2026-04-24

Reino Unido ratificó su postura sobre Malvinas tras rumores de cambio en apoyo de EE.UU.

Londres aseguró que la soberanía de las islas “no está en cuestión”. La reacción se dio tras versiones sobre una posible revisión del respaldo de Washington.

El gobierno del Reino Unido ratificó su posición sobre las Islas Malvinas luego de versiones que indicaban que Estados Unidos podría revisar su respaldo histórico en la disputa por el archipiélago.

A través de su portavoz, la administración del primer ministro Keir Starmer sostuvo que “la soberanía británica y el derecho de los isleños a la autodeterminación no están en cuestión y así lo hemos expresado de forma clara y consistente”.

La declaración se produjo tras trascendidos que señalaban que el presidente estadounidense Donald Trump evaluaría retirar el apoyo a Londres en el conflicto por Malvinas, en el marco de tensiones geopolíticas vinculadas a la guerra contra Irán.

En esa línea, el gobierno británico reafirmó su postura histórica apelando al principio de autodeterminación. “Las islas Malvinas ya votaron anteriormente a favor de permanecer como territorio británico de ultramar, y siempre nos hemos posicionado junto a ese derecho de los isleños a su autodeterminación”, indicaron oficialmente.

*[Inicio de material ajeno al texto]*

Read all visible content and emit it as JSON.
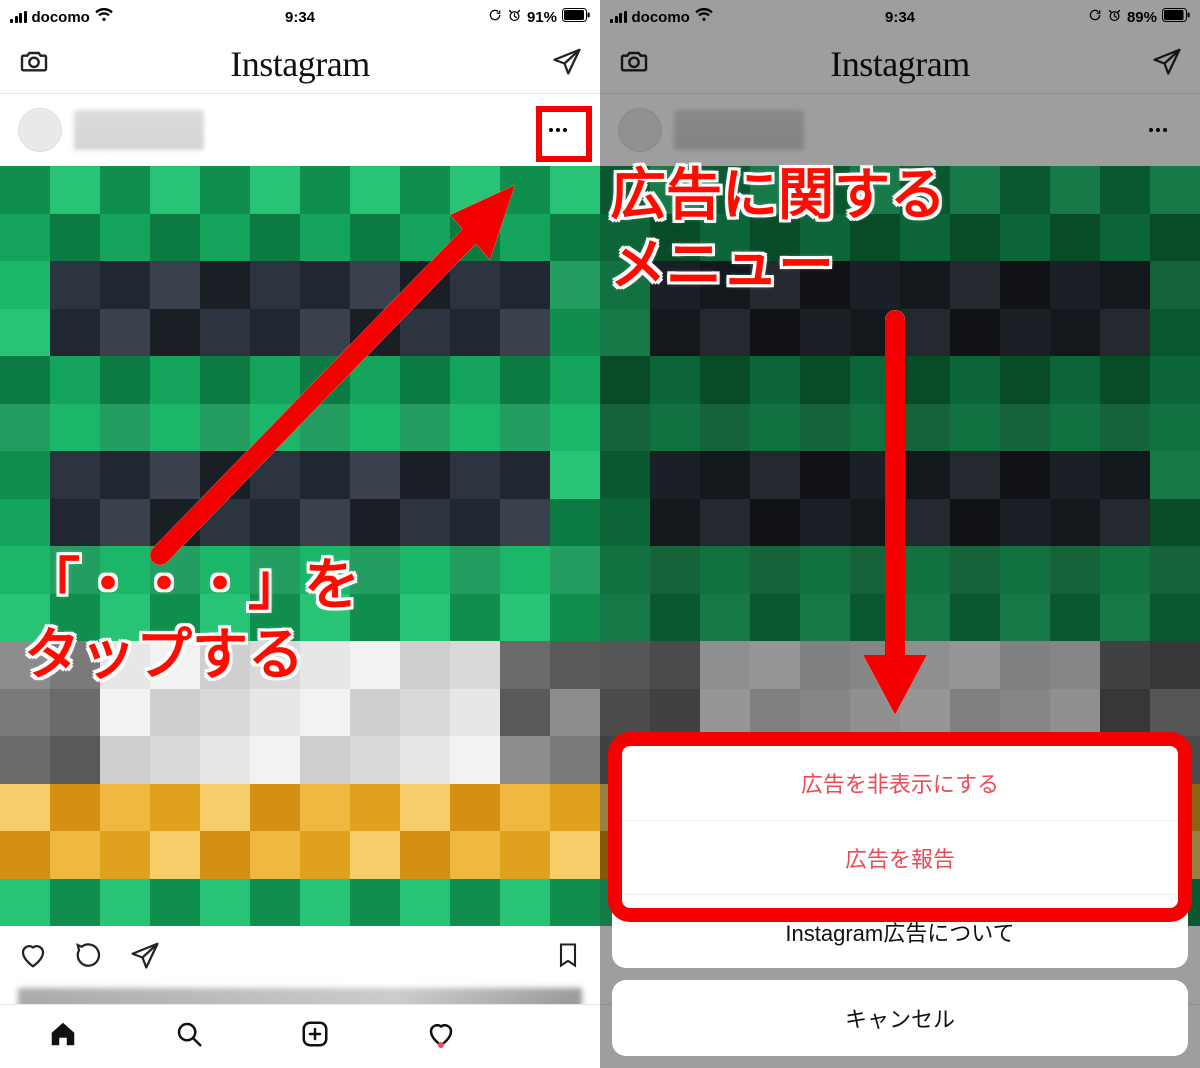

La referencia corresponde al referéndum realizado en 2013, en el que la amplia mayoría de los habitantes del archipiélago votó por continuar bajo administración británica. Esa consulta no fue reconocida por la Argentina, que mantiene su reclamo de soberanía sobre las islas.

Por su parte, la funcionaria británica Yvette Cooper también se expresó públicamente: “Las Islas Malvinas son británicas: la soberanía reside en el Reino Unido, pero la autodeterminación corresponde a los isleños”. Además, agregó: “Como Stephen Doughty reiteró esta semana en el Parlamento, nuestro compromiso con las Malvinas es inquebrantable”.

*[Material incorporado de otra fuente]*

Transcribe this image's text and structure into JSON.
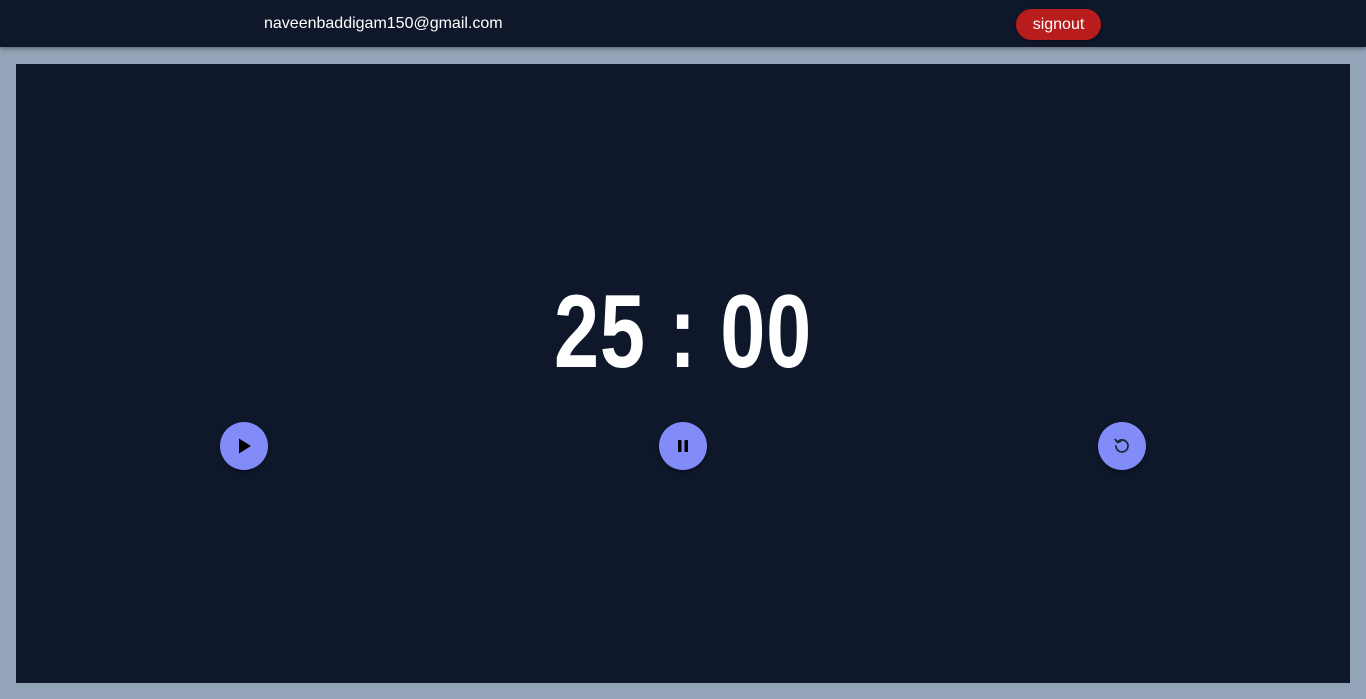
{
  "header": {
    "user_email": "naveenbaddigam150@gmail.com",
    "signout_label": "signout"
  },
  "timer": {
    "display": "25 : 00",
    "minutes": 25,
    "seconds": 0
  },
  "controls": [
    {
      "name": "play",
      "icon": "play-icon"
    },
    {
      "name": "pause",
      "icon": "pause-icon"
    },
    {
      "name": "reset",
      "icon": "reset-icon"
    }
  ],
  "colors": {
    "background": "#0f172a",
    "page_border": "#94a3b8",
    "accent": "#818cf8",
    "signout": "#b91c1c"
  }
}
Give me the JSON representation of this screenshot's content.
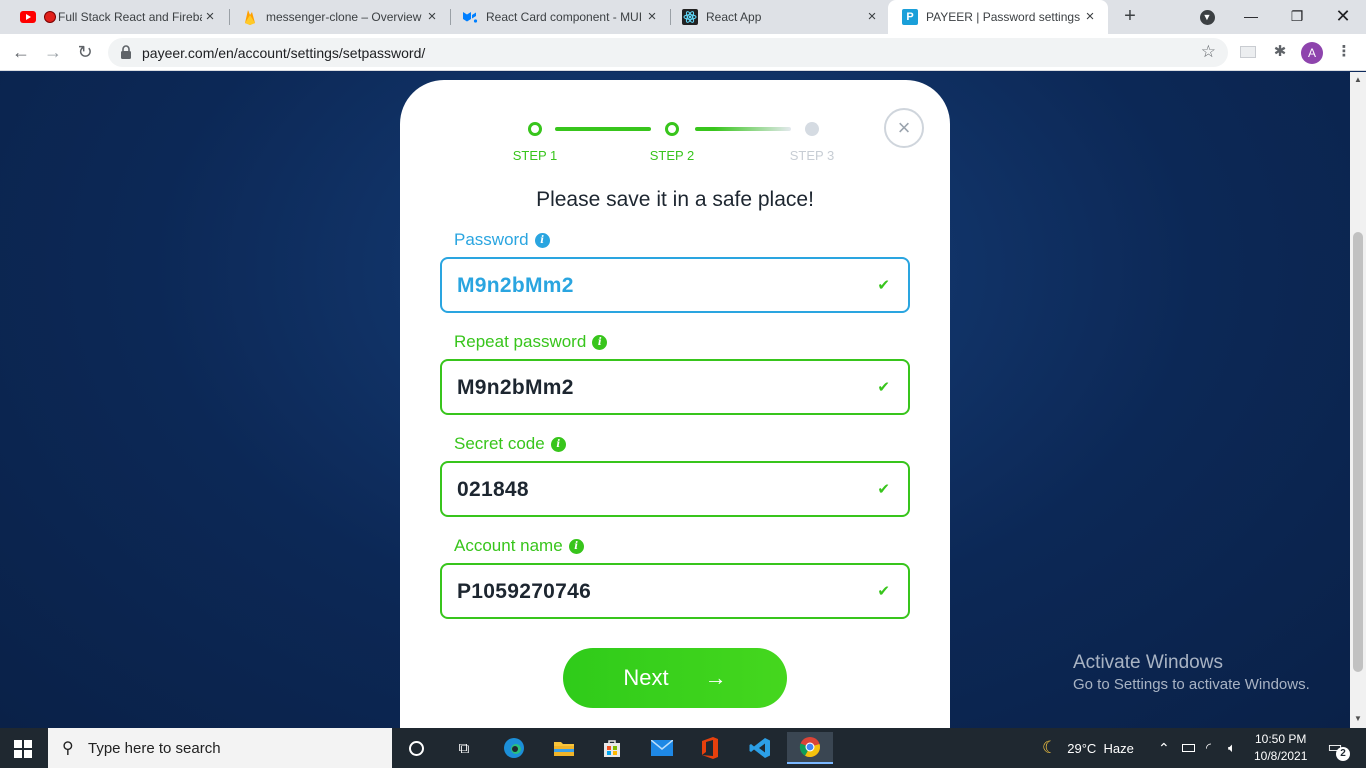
{
  "browser": {
    "tabs": [
      {
        "title": "Full Stack React and Fireba",
        "icon": "youtube-icon"
      },
      {
        "title": "messenger-clone – Overview",
        "icon": "firebase-icon"
      },
      {
        "title": "React Card component - MUI",
        "icon": "mui-icon"
      },
      {
        "title": "React App",
        "icon": "react-icon"
      },
      {
        "title": "PAYEER | Password settings",
        "icon": "payeer-icon",
        "favicon_letter": "P"
      }
    ],
    "url": "payeer.com/en/account/settings/setpassword/",
    "profile_initial": "A"
  },
  "stepper": {
    "steps": [
      "STEP 1",
      "STEP 2",
      "STEP 3"
    ],
    "current": 2
  },
  "form": {
    "headline": "Please save it in a safe place!",
    "fields": [
      {
        "label": "Password",
        "value": "M9n2bMm2"
      },
      {
        "label": "Repeat password",
        "value": "M9n2bMm2"
      },
      {
        "label": "Secret code",
        "value": "021848"
      },
      {
        "label": "Account name",
        "value": "P1059270746"
      }
    ],
    "info_glyph": "i",
    "next_label": "Next"
  },
  "watermark": {
    "line1": "Activate Windows",
    "line2": "Go to Settings to activate Windows."
  },
  "taskbar": {
    "search_placeholder": "Type here to search",
    "weather": "29°C  Haze",
    "time": "10:50 PM",
    "date": "10/8/2021",
    "notification_count": "2"
  },
  "colors": {
    "accent_green": "#38c51c",
    "accent_blue": "#2aa5e0",
    "page_bg": "#0d2a5c"
  }
}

Las declaraciones oficiales se conocieron luego de que la agencia Reuters difundiera un cable del Pentágono en el que se analizaban posibles medidas de Washington contra aliados de la OTAN, entre ellos Reino Unido y España, por su falta de alineamiento en el conflicto con Irán.

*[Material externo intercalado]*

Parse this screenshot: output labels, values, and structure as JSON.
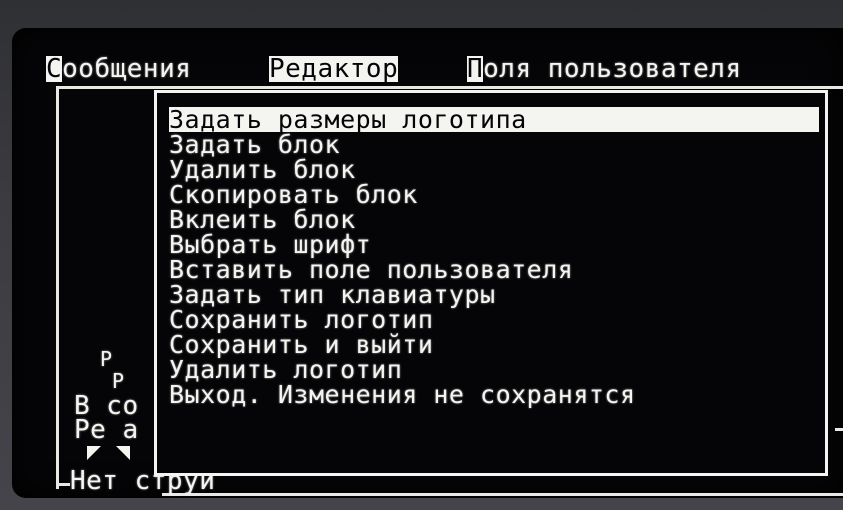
{
  "menubar": {
    "messages": {
      "cursor": "С",
      "rest": "ообщения"
    },
    "editor": "Редактор",
    "user_fields": {
      "cursor": "П",
      "rest": "оля пользователя"
    }
  },
  "editor_menu": {
    "items": [
      {
        "label": "Задать размеры логотипа"
      },
      {
        "label": "Задать блок"
      },
      {
        "label": "Удалить блок"
      },
      {
        "label": "Скопировать блок"
      },
      {
        "label": "Вклеить блок"
      },
      {
        "label": "Выбрать шрифт"
      },
      {
        "label": "Вставить поле пользователя"
      },
      {
        "label": "Задать тип клавиатуры"
      },
      {
        "label": "Сохранить логотип"
      },
      {
        "label": "Сохранить и выйти"
      },
      {
        "label": "Удалить логотип"
      },
      {
        "label": "Выход. Изменения не сохранятся"
      }
    ],
    "selected_index": 0
  },
  "background": {
    "fragment_1": "Р",
    "fragment_2": "Р",
    "line_1": "В со",
    "line_2": "Ре а",
    "status": "Нет струи"
  },
  "colors": {
    "screen_bg": "#050507",
    "text": "#f4f4f0",
    "bezel": "#3a3a3c"
  }
}
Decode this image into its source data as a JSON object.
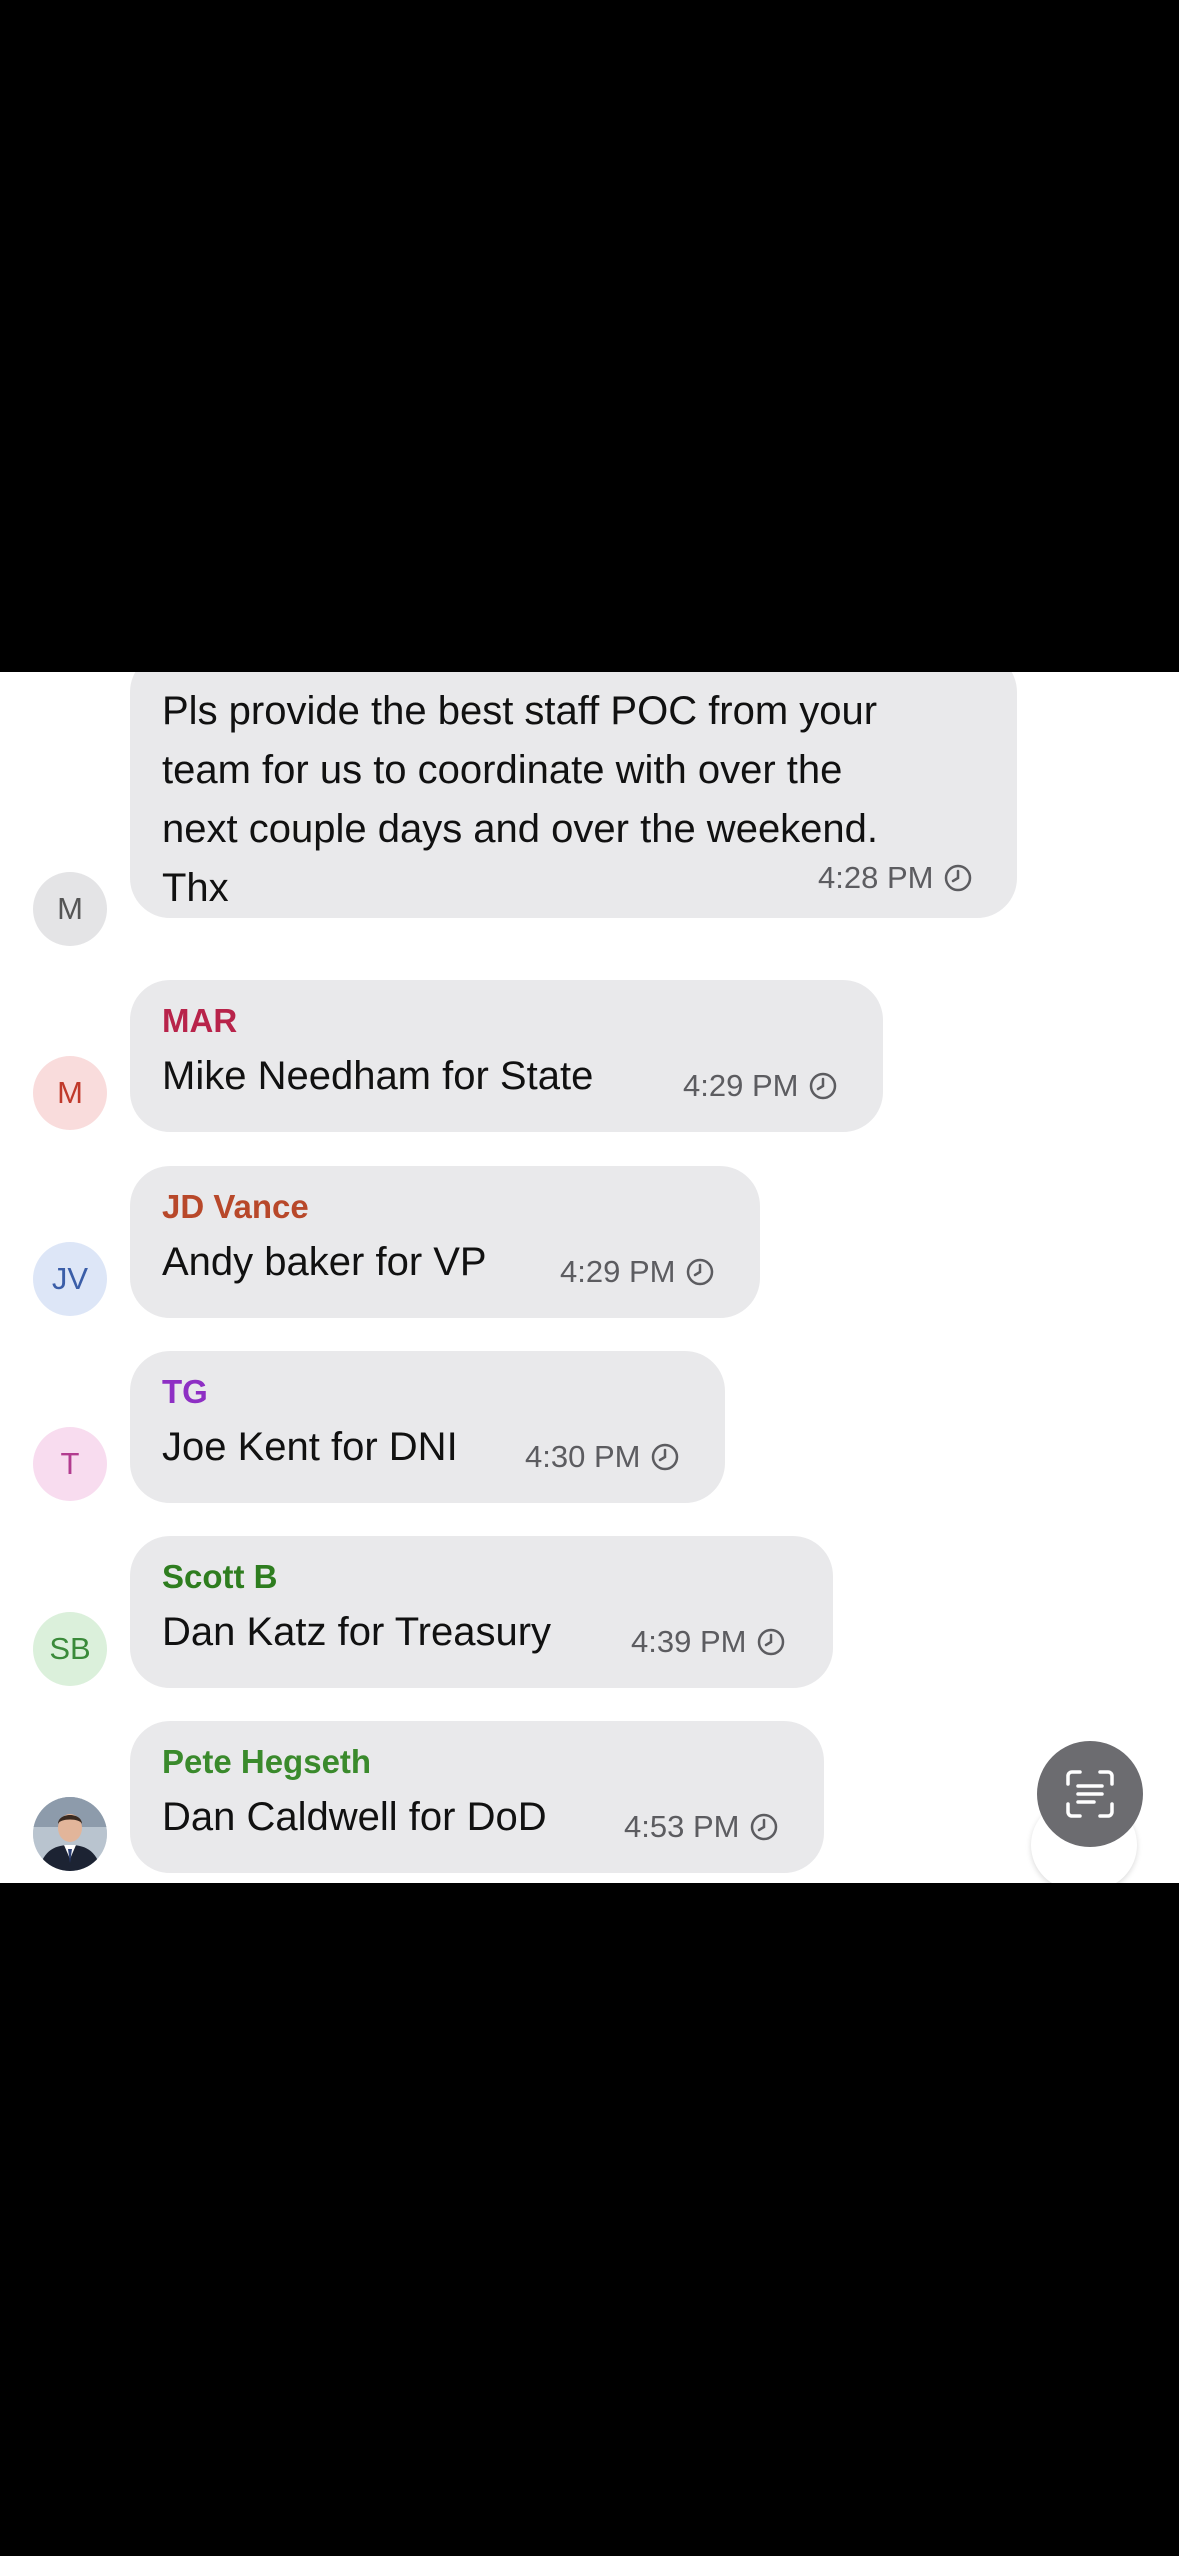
{
  "messages": [
    {
      "avatar_initials": "M",
      "avatar_bg": "#e4e4e6",
      "avatar_fg": "#555555",
      "sender": "",
      "sender_color": "",
      "lines": [
        "Pls provide the best staff POC from your",
        "team for us to coordinate with over the",
        "next couple days and over the weekend.",
        "Thx"
      ],
      "time": "4:28 PM"
    },
    {
      "avatar_initials": "M",
      "avatar_bg": "#f9dcdc",
      "avatar_fg": "#c0392b",
      "sender": "MAR",
      "sender_color": "#b8234a",
      "text": "Mike Needham for State",
      "time": "4:29 PM"
    },
    {
      "avatar_initials": "JV",
      "avatar_bg": "#dde6f7",
      "avatar_fg": "#3b5ea8",
      "sender": "JD Vance",
      "sender_color": "#b8482a",
      "text": "Andy baker for VP",
      "time": "4:29 PM"
    },
    {
      "avatar_initials": "T",
      "avatar_bg": "#f8dcef",
      "avatar_fg": "#b23c8f",
      "sender": "TG",
      "sender_color": "#8e2fc4",
      "text": "Joe Kent for DNI",
      "time": "4:30 PM"
    },
    {
      "avatar_initials": "SB",
      "avatar_bg": "#dbf0db",
      "avatar_fg": "#3a8a3a",
      "sender": "Scott B",
      "sender_color": "#2e7d1f",
      "text": "Dan Katz for Treasury",
      "time": "4:39 PM"
    },
    {
      "avatar_initials": "",
      "avatar_icon": "profile-photo",
      "sender": "Pete Hegseth",
      "sender_color": "#3a8a2c",
      "text": "Dan Caldwell for DoD",
      "time": "4:53 PM"
    }
  ],
  "icons": {
    "delivered": "clock-icon",
    "scan": "text-scan-icon",
    "scroll": "scroll-down-button"
  }
}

El tema tuvo fuerte repercusión en la prensa británica. El diario The Sun tituló en su portada “Amenaza en las islas” y advirtió que “Trump podría castigar a Gran Bretaña” en un escenario de tensión diplomática.

El trasfondo del conflicto incluye la decisión de Londres de no habilitar el uso de sus bases militares para operaciones estadounidenses, lo que tensó la relación bilateral. En ese contexto, Starmer había señalado previamente que no piensa “dejarse arrastrar a la guerra” contra Irán.